Primal begins in the jungle, where a trapper (Nicolas Cage) is on the hunt for a rare white jaguar. After a near-fatal battle with the cat, his plans for a peaceful trip home are shattered when a political assassin (Kevin Durand) escapes and releases the dozens of animals Cage has brought on board. Chaos ensues, leaving Cage on the open sea fighting his fellow man and the deadly animals now closing in.
“We needed the audience to feel as threatened by the animals as they were by the political assassin, so the CG work had to be on point; if they didn’t feel the realism of the jaguar’s presence in that opening scene, everything else in the film would fall apart,” said Walt Jones, VFX supervisor for Tau Films.
The first step was to determine the physical stature of the cat – too small and it wouldn’t present enough of a threat, too big and it risked looking too outlandish for audiences to accept. Tau Films already knew what Ziva VFX could do after its work on Crazy Alien. Unlike an alien, though, this asset had to be completely grounded in reality, which meant aligning the structure of the cat to secondary dynamics.
Tau Films began by using the Ziva Anatomy Transfer tool to create its base model, kickstarting the process before the team started on look development. Tau Films then designed two separate versions of the jaguar – one regular, another blood-stained – to give them more flexibility during the fight scenes. As art direction evolved, the jaguars could be adjusted quickly, bringing subtle variations to the shots as the quadruped moved from treetop to cargo ship.
The next step was getting the jaguar to move realistically. Naturally primed for dense rain forests, jaguars are both muscular and graceful, able to run, jump and climb with ease. Since Ziva VFX is physically based, Tau Films could naturally simulate the way muscles, skin and fat interact with each other as the animal moves, often automating the process for artists. As they worked, automated muscle excitation was applied directly into the model, providing each scene with the powerful deformations and dynamics that sell the performance.
Ziva automation ultimately proved important, as the team was tasked with more than just the jaguar, including spider monkeys and tapirs. A multi-character pipeline was developed and spread over the studio’s five locations, with automated stages built in to reduce manual labor. With increased compute requirements, Tau wanted to enable automation wherever possible, since it would not only buy more time for creative iterations, but allow a small team to turn out more shots.
“There was no way any other commercial solution was going to achieve anything close to what was required for this film,” said Jones. “We were able to simulate across locations, fully synced. All while crafting animals that could blend seamlessly into the world of the film.
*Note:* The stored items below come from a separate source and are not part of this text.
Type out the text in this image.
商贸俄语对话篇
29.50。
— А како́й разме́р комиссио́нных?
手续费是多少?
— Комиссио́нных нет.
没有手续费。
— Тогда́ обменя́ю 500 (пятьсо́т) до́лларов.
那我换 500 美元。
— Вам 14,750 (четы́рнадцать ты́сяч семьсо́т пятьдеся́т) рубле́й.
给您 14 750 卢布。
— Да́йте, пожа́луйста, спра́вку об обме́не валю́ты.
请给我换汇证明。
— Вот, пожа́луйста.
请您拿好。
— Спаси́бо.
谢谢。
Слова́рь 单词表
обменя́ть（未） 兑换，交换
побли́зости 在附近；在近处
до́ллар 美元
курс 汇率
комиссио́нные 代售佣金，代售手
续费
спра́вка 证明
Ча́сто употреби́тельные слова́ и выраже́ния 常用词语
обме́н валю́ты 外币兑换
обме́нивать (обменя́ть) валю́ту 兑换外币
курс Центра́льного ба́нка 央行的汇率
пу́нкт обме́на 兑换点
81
It was pretty exciting.”
The Ziva method helped Tau Films break away from their previous tactic, which saw the studio utilizing conventional cloth-based skin simulation methods that required a lot of manual labor and multiple iterations per shot. “With Ziva, we were not only able to save a lot of production time and effort, but we were able to see more lifelike dynamics throughout character motion,” said Rigging Supervisor Bharat Sabharwal. “We are quite happy with the skin movement, volume preservation and secondary jiggle deformations Ziva provides.”
Tau Films’ work represents a growing trend of CG animals coming to smaller productions. As technology develops, the process of creating realistic assets for film and episodic is becoming more accessible, opening the door for storytellers to include animals in ways that used to require exorbitant budgets and massive VFX teams.
“We knew from the start that this would be a tall order,” said Jones. “It had to look like we’d somehow managed to wrangle a real white jaguar in front of the camera, and we had to do it at high quality, on an incredibly tight indie budget. Thanks to Ziva, we hit our marks, creating some of our most compelling designs yet.”
Primal is screening now in the United States and on VOD, with additional European releases planned for early 2020.